We conducted a cross-sectional analysis of medication exposure in adults hospitalized at 16 hospitals in Ontario, Canada, between 2015 and 2022. We estimated the proportions of those with T2DM, obesity, and cardiovascular disease. We identified the frequency of GLP-1RA use and conducted multivariable logistic regression to identify factors associated with their use.

RESULTS

Across 1,278,863 hospitalizations, 396,084 (31%) patients had T2DM and approximately 327,844 (26%) had obesity. GLP-1RA use (n=1,274) was low among those with a diagnosis of T2DM (0.3%) or obesity (0.7%), despite a high prevalence of cardiovascular disease (36%). In contrast, the use of diabetes medications lacking cardiovascular benefit was high during inpatient hospitalizations related to diabetes: 60% (n=236,612) received insulin and 14% (n=54,885) received a sulfonylurea.
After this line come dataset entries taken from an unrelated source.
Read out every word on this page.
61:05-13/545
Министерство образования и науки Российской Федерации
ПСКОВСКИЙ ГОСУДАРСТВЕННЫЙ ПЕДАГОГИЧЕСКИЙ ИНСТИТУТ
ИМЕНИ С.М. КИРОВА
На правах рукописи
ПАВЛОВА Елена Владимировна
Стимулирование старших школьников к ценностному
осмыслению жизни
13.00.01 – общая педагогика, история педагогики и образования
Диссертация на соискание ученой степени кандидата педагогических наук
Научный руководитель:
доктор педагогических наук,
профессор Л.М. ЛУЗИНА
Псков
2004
Apart from T2DM (odds ratio [OR]=29.6, 95% confidence interval [CI] 23.5 to 37.2), characteristics associated with greater odds of receiving a GLP-1RA were seen in those 50 to 70 years of age (OR=1.71, 95% CI 1.38 to 2.11) compared with those <50 years of age, glycated hemoglobin >9% (OR=1.83, 95% CI 1.36 to 2.47) compared with <6.5%, and highest income quintile (OR=1.73, 95% CI 1.45 to 2.07) compared with lowest income quintile.

CONCLUSION

Knowledge translation interventions are needed to address the low adoption of GLP-1RAs among hospitalized patients with T2DM and obesity, who are the most likely to benefit from this treatment.

摘要

背景

胰高血糖素样肽-1受体激动剂(GLP-1RAs)是治疗2型糖尿病(T2DM)和肥胖症的有效药物,然而,最有可能从中受益的人群对其的接受程度一直较低。

方法

我们对2015年至2022年间在加拿大安大略省16家医院住院的成年人的药物暴露情况进行了横断面分析。我们估计了患有T2DM、肥胖症和心血管疾病的人群比例。我们确定了GLP-1RAs的使用频率,并进行多变量逻辑回归分析以确定与使用GLP-1RAs相关的因素。

结果

在1,278,863例住院病例中,396,084例(31%)患者患有T2DM,约327,844例(26%)患有肥胖症。尽管心血管疾病患病率较高(36%),但在诊断为T2DM(0.3%)或肥胖症(0.7%)的患者中,GLP-1RAs的使用量较低(n = 1,274)。相比之下,在与糖尿病相关的住院治疗期间,缺乏心血管益处的糖尿病药物使用量较高:60%(n = 236,612)接受胰岛素治疗,14%(n = 54,885)接受磺脲类药物治疗。除了T2DM(比值比[OR]=29.6,95%置信区间[CI]23.5至37.2)外,与接受GLP-1RAs几率较高相关的特征在50至70岁人群中(OR = 1.71,95%CI 1.38至2.11)比<50岁人群更常见,糖化血红蛋白>9%(OR = 1.83,95%CI 1.36至2.47)比<6.5%更常见,以及最高收入五分位数人群(OR = 1.73,95%CI 1.45至2.07)比最低收入五分位数人群更常见。

结论

需要开展知识转化干预措施,以解决T2DM和肥胖症住院患者中GLP-1RAs使用率低的问题,这些患者最有可能从这种治疗中受益。